Plan projects state’s water needs, supply from 2020 through 2070

 

Last week, the Texas Water Development Board (TWDB) approved the Draft 2017 State Water Plan, which lays out how the state’s water planners intend to prepare Texas to meet its water needs through 2070. It is now open for public review and comment through April 25, and there will be a public hearing discussing the plan April 18.

 

The plan includes 5,500 water management strategies and 2,400 recommended water management strategy projects. The total costs, if all of the strategies and projects were implemented, would be $62.6 billion. The state’s 16 regional planning districts contributed their own long-range plans last year, and those serve as the basis for both the State Water Plan and for state water policy in general.

 

The 2017 water plan was the first drawn up after the legislature created and the voters approved the State Water Implementation Fund for Texas (SWIFT), which has funded $1.9 billion worth of projects since 2015. The legislature created the SWIFT funding scheme on the heels of three occurrences: the 2011 legislative session and its projected budgetary shortfall caused deep cuts; the 2011 drought, which is the worst single-year drought on record; and the writing of the 2012 State Water Plan.

 

Matt Nelson, the TWDB’s director of Water Use, Projections and Planning, said that the presence of SWIFT funding didn’t change the planning process in general.
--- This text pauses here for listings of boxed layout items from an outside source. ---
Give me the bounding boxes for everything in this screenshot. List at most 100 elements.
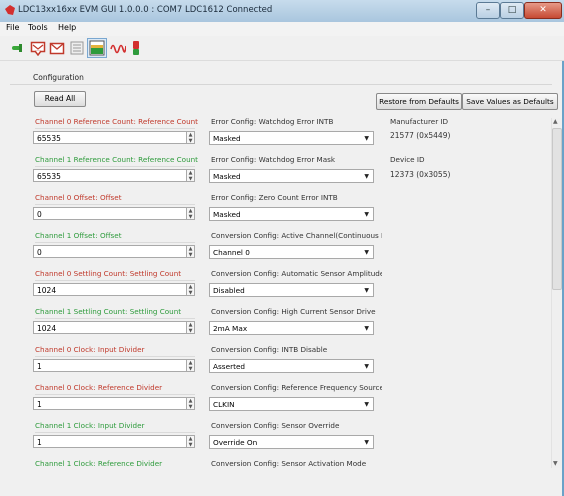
dropdown-label: Conversion Config: Reference Frequency S… <box>211 383 382 392</box>
title-bar: LDC13xx16xx EVM GUI 1.0.0.0 : COM7 LDC16… <box>0 0 564 23</box>
numeric-input[interactable]: 1 <box>33 359 188 372</box>
spin-down-icon[interactable]: ▼ <box>187 366 194 372</box>
dropdown-label: Conversion Config: Sensor Activation Mod… <box>211 459 367 468</box>
chart-icon[interactable] <box>87 38 107 58</box>
field-label: Channel 0 Settling Count: Settling Count <box>35 269 182 278</box>
spin-button[interactable]: ▲▼ <box>186 283 195 296</box>
field-divider <box>35 356 195 357</box>
field-label: Channel 0 Clock: Input Divider <box>35 345 145 354</box>
bottom-area <box>0 468 562 496</box>
spin-button[interactable]: ▲▼ <box>186 169 195 182</box>
numeric-input[interactable]: 1 <box>33 397 188 410</box>
spin-down-icon[interactable]: ▼ <box>187 404 194 410</box>
save-defaults-button[interactable]: Save Values as Defaults <box>462 93 558 110</box>
scroll-up-icon[interactable]: ▲ <box>553 118 558 125</box>
spin-down-icon[interactable]: ▼ <box>187 252 194 258</box>
spin-down-icon[interactable]: ▼ <box>187 290 194 296</box>
chevron-down-icon[interactable]: ▼ <box>364 398 369 411</box>
menu-tools[interactable]: Tools <box>28 23 48 32</box>
spin-button[interactable]: ▲▼ <box>186 435 195 448</box>
numeric-input[interactable]: 0 <box>33 207 188 220</box>
field-label: Channel 1 Offset: Offset <box>35 231 122 240</box>
dropdown-value: Channel 0 <box>213 248 250 257</box>
minimize-button[interactable]: – <box>476 2 500 19</box>
window-title: LDC13xx16xx EVM GUI 1.0.0.0 : COM7 LDC16… <box>18 5 273 15</box>
field-divider <box>35 318 195 319</box>
read-all-button[interactable]: Read All <box>34 91 86 107</box>
spin-down-icon[interactable]: ▼ <box>187 214 194 220</box>
document-icon[interactable] <box>69 40 85 56</box>
chevron-down-icon[interactable]: ▼ <box>364 436 369 449</box>
app-logo-icon <box>4 4 16 16</box>
section-label: Configuration <box>33 73 84 82</box>
spin-down-icon[interactable]: ▼ <box>187 176 194 182</box>
field-divider <box>35 280 195 281</box>
dropdown-select[interactable]: Masked ▼ <box>209 207 374 221</box>
toolbar <box>0 36 564 61</box>
spin-button[interactable]: ▲▼ <box>186 321 195 334</box>
maximize-button[interactable]: □ <box>500 2 524 19</box>
spin-button[interactable]: ▲▼ <box>186 359 195 372</box>
chevron-down-icon[interactable]: ▼ <box>364 246 369 259</box>
field-label: Channel 1 Clock: Input Divider <box>35 421 145 430</box>
chevron-down-icon[interactable]: ▼ <box>364 360 369 373</box>
spin-down-icon[interactable]: ▼ <box>187 138 194 144</box>
connect-icon[interactable] <box>10 41 24 55</box>
chevron-down-icon[interactable]: ▼ <box>364 208 369 221</box>
device-id-value: 12373 (0x3055) <box>390 170 451 179</box>
close-button[interactable]: ✕ <box>524 2 562 19</box>
chevron-down-icon[interactable]: ▼ <box>364 322 369 335</box>
field-divider <box>35 394 195 395</box>
menu-help[interactable]: Help <box>58 23 76 32</box>
field-label: Channel 1 Settling Count: Settling Count <box>35 307 182 316</box>
spin-button[interactable]: ▲▼ <box>186 245 195 258</box>
dropdown-select[interactable]: Disabled ▼ <box>209 283 374 297</box>
field-label: Channel 1 Clock: Reference Divider <box>35 459 163 468</box>
field-divider <box>35 432 195 433</box>
numeric-input[interactable]: 1024 <box>33 321 188 334</box>
waveform-icon[interactable] <box>110 40 127 56</box>
dropdown-value: Override On <box>213 438 258 447</box>
spin-button[interactable]: ▲▼ <box>186 131 195 144</box>
dropdown-select[interactable]: Override On ▼ <box>209 435 374 449</box>
chevron-down-icon[interactable]: ▼ <box>364 170 369 183</box>
section-divider <box>10 84 552 85</box>
dropdown-select[interactable]: Channel 0 ▼ <box>209 245 374 259</box>
dropdown-value: Masked <box>213 172 241 181</box>
dropdown-value: Masked <box>213 210 241 219</box>
dropdown-select[interactable]: Asserted ▼ <box>209 359 374 373</box>
dropdown-select[interactable]: 2mA Max ▼ <box>209 321 374 335</box>
mail-icon[interactable] <box>49 40 65 56</box>
numeric-input[interactable]: 65535 <box>33 131 188 144</box>
numeric-input[interactable]: 0 <box>33 245 188 258</box>
field-label: Channel 0 Clock: Reference Divider <box>35 383 163 392</box>
field-label: Channel 1 Reference Count: Reference Cou… <box>35 155 199 164</box>
dropdown-value: 2mA Max <box>213 324 248 333</box>
scroll-down-icon[interactable]: ▼ <box>553 460 558 467</box>
restore-defaults-button[interactable]: Restore from Defaults <box>376 93 462 110</box>
dropdown-label: Conversion Config: Active Channel(Contin… <box>211 231 382 240</box>
message-icon[interactable] <box>30 40 46 57</box>
dropdown-select[interactable]: CLKIN ▼ <box>209 397 374 411</box>
numeric-input[interactable]: 1 <box>33 435 188 448</box>
spin-button[interactable]: ▲▼ <box>186 397 195 410</box>
chevron-down-icon[interactable]: ▼ <box>364 284 369 297</box>
dropdown-value: Masked <box>213 134 241 143</box>
field-label: Channel 0 Offset: Offset <box>35 193 122 202</box>
chevron-down-icon[interactable]: ▼ <box>364 132 369 145</box>
spin-button[interactable]: ▲▼ <box>186 207 195 220</box>
numeric-input[interactable]: 1024 <box>33 283 188 296</box>
dropdown-select[interactable]: Masked ▼ <box>209 169 374 183</box>
dropdown-label: Conversion Config: INTB Disable <box>211 345 328 354</box>
indicator-icon[interactable] <box>130 40 142 56</box>
numeric-input[interactable]: 65535 <box>33 169 188 182</box>
dropdown-select[interactable]: Masked ▼ <box>209 131 374 145</box>
menu-bar: File Tools Help <box>0 22 564 36</box>
menu-file[interactable]: File <box>6 23 19 32</box>
field-divider <box>35 204 195 205</box>
spin-down-icon[interactable]: ▼ <box>187 328 194 334</box>
scrollbar-thumb[interactable] <box>552 128 562 290</box>
spin-down-icon[interactable]: ▼ <box>187 442 194 448</box>
manufacturer-id-value: 21577 (0x5449) <box>390 131 451 140</box>
main-panel <box>0 61 562 496</box>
But, the fact that the legislature placed an emphasis on conservation in drawing up priorities for SWIFT candidates, “has resulted in an increase in the inclusion of recommended conservation strategies with capital costs in the recent regional and state water plan.”

 

In fact, Nelson said that “Conservation is by far the most frequently recommended strategy in this state water plan, with more than half of all water user groups recommending conservation strategies.”

 

The creation of SWIFT was a game-changer for the state water authorities. Historically, water projects have been financed through state funding, municipal bonds and federal appropriations. Prior to SWIFT, state funding did not often meet what was needed, and federal money has always been hard to come by. The state’s backing through SWIFT enables local authorities to get much better deals in terms of interest rates on their project financing.

 

SWIFT was created with the intention of funding just more than $27 billion worth of projects. That figure happens to match the amount that regional planners had requested in financial assistance from the TWDB. “Sponsors of recommended water plan projects in the 2017 plan indicated that they would need only part of the total costs in state financial assistance from the TWDB funding programs,” said Nelson. “In the 2017 plan, it is $36.5 billion. To finance their projects, sponsors rely on various funding streams, ranging from water utility rates, private debt, public debt, and state financial assistance.”

 

This year’s will be the state’s 10th water plan, having developed one every five years since 1961. Because it projects the state’s water needs and supplies over such a long period of time, the planners do not consider current conditions too acutely, whether that means the current state of the economy or ongoing climate trends.

 

“Recent or ongoing weather patterns, unless they set historical records, do not generally influence the underlying basis of the water plans,” he said. Similarly, “Current economic conditions such as a recession do not directly influence the overall planning process or recommendations.”

 

According to its authors, the 2017 plan is the most detailed, in-depth State Water Plan yet created. “While previous state water plans have been limited by the amount of information that would fit in a single published document,” they write, “this state water plan provides information through both the actual state water plan publication and an interactive state water plan website.” The planners were able to include much more data — and in many more formats — than ever before.

 

Included, as well, are three recommendations for legislative action. The first is to designate five stream or river segments as having “unique ecological value,” meaning governmental agencies would not be able to allocate funds to construct a reservoir on that body of water. The second recommendation would designate 11 sites as “having unique value for the construction of reservoirs.” That includes seven sites that were so designated in 2007 and four that have never been addressed by the legislature. Designation wouldn’t guarantee that a reservoir would be funded, much less built, on these sites. It would, though, prevent state or local agencies from allowing development on the sites that would prevent the construction of a reservoir. The third recommendation aligns dates for submission of statements of “Desired Future Conditions” (forecasts of water availability) with the Regional Water Plans.